Once information is keyed in the blockchain and encrypted with the unique identifier, it is unchangeable and permanent. Better yet, each node records the full timeline of data within the blockchain, all the way from the initial input to the last input. As such, if someone tampered with one node and manipulated the data for personal gain, the information in all the other nodes remains intact, meaning the altered record can be easily isolated and rectified because it doesn’t match the majority.

So, to answer the question as to whether crypto loans are legit and safe, the simple answer is yes. The way the system works makes it almost impossible for an individual to replicate the computing power needed to reverse engineer the entire blockchain, and it’s even harder to figure out all the hashes or unique identifiers.

Along with that, most DeFi platforms carry out anti-money laundering and KYC verification checks on their users, so you can be sure that you aren’t dealing with criminals waiting to take off with the cash. Still, Crypto loans are governed by well-audited and public smart contracts, which automatically okay the transactions if the borrower meets certain predetermined conditions.

Besides that, there is transparency throughout the process and fund movements can be traced, all thanks to the underpinned Blockchain technology.  

Advantages of Crypto Loans

One of the major reasons why cryptocurrencies holders invest in them is to meet some futuristic goal. Ideally storing these assets in a wallet would make sense, but it isn’t a very productive way of using them considering their market supply constraints. So instead of selling them off and missing out on the future gains, a good idea would be to use them as collateral to get crypto loans, which can then be used for personal benefits.

Research has shown that the crypto loans interest rate is relatively high compared to that of fiat currencies. This difference in interest rate not only provides passive income for the lenders but presents a financial opportunity for the borrowers, who like to short sell assets and benefit by margin trading.

Crypto loans also allow both lenders and borrowers to engage in arbitrage trading. Arbitrage trading can be conducted by users between a Centralized Exchange and Decentralized Exchange by borrowing dollars at a lower DEX rate, trading them on a CEX for crypto coins. and lending them on the DEX to earn a good arbitrage fee.

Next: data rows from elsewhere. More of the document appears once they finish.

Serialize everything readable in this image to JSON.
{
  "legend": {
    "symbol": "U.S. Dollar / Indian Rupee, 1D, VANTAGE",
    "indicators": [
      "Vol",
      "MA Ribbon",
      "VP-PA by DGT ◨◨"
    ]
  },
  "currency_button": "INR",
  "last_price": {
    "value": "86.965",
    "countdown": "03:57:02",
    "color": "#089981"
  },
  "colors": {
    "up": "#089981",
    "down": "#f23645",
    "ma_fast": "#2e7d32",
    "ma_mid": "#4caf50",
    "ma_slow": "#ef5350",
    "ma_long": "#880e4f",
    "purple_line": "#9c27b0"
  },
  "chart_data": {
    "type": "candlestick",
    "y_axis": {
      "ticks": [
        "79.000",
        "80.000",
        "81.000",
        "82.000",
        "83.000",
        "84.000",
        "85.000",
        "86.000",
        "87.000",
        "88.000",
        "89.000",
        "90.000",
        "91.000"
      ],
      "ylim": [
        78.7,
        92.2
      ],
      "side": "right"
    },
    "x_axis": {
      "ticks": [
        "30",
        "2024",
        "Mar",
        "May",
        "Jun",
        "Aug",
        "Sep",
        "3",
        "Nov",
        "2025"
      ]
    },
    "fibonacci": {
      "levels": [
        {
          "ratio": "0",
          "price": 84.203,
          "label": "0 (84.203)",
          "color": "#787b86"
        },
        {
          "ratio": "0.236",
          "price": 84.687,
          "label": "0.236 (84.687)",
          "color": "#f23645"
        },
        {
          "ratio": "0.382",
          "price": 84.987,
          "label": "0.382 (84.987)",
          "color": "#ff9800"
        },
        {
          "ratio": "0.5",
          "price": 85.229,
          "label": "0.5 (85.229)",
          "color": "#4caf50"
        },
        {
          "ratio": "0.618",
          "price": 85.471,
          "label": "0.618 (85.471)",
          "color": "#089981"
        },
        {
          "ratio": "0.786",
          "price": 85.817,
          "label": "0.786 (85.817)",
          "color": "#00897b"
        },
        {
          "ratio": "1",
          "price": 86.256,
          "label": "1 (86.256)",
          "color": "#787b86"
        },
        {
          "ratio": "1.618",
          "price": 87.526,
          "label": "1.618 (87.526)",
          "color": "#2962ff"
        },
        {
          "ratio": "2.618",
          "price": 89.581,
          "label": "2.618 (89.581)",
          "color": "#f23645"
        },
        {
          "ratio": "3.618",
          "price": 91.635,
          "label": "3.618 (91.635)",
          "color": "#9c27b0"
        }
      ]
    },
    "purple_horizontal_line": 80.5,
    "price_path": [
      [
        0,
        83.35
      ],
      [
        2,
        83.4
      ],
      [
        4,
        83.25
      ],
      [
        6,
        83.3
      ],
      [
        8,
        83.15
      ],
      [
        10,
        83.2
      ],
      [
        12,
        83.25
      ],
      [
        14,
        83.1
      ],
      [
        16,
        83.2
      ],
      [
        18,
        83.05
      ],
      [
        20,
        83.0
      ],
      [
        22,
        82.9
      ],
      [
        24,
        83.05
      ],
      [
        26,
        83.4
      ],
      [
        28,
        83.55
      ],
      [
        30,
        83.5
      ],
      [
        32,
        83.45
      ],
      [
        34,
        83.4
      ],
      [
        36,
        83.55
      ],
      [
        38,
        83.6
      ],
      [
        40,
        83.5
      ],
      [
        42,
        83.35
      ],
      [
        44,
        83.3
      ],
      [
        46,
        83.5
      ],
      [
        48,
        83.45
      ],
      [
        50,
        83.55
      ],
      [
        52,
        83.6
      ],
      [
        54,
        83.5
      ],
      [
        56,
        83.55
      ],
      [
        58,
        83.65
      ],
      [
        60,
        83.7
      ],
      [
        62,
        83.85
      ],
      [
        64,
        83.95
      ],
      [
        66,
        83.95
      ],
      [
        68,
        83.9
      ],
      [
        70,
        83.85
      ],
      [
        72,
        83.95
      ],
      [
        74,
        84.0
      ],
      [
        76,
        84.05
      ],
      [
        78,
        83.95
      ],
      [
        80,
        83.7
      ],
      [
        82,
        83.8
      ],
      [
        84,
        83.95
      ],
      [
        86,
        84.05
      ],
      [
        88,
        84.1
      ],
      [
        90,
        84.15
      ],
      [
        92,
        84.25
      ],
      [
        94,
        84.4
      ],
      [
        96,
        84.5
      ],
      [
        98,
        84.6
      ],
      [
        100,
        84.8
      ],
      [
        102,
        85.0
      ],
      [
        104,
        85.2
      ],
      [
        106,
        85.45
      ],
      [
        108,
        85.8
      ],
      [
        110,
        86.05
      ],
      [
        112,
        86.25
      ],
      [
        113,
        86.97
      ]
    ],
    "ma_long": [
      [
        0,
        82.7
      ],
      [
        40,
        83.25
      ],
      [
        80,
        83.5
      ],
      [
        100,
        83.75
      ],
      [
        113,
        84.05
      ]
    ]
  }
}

Unlike in the contemporary banking world where you need to have a good credit history to get a loan, crypto loans don’t care about your credit history or purchasing history, as long as the crypto collateral is available.

Cons of Crypto Loans

Just like mainstream banking loans, crypto loans do also come with a few drawbacks. They include;

  • As we all know, cryptocurrencies are super-volatile, meaning lenders can potentially lose more than they earn. As a solution for this, however, you can invest in stable coins, which are cryptocurrencies designed to retain their value just like real-world assets.
  • Another major concern for crypto lending is security, especially with the increasing cases of crypto theft.

Final Thoughts

As you can see, crypto loans are 100% legit and safe. Along with being fantastic collaterals, cryptocurrencies are easily liquidated and saleable, making them ideal for borrowers and lenders looking to avoid the bureaucracies that come with mainstream banking lending. And if the unprecedented growth rate that the industry has seen in the recent past is anything to go by, crypto loans will continue being an integral part of our society.

Of course, we can’t overlook the fact that there are prying scammers out there looking to steal your money using cryptocurrency. For this reason, it is important to conduct due diligence, and most importantly ensure that you have a smart contract that can still return your crypto assets in case the borrower is unable to pay you back.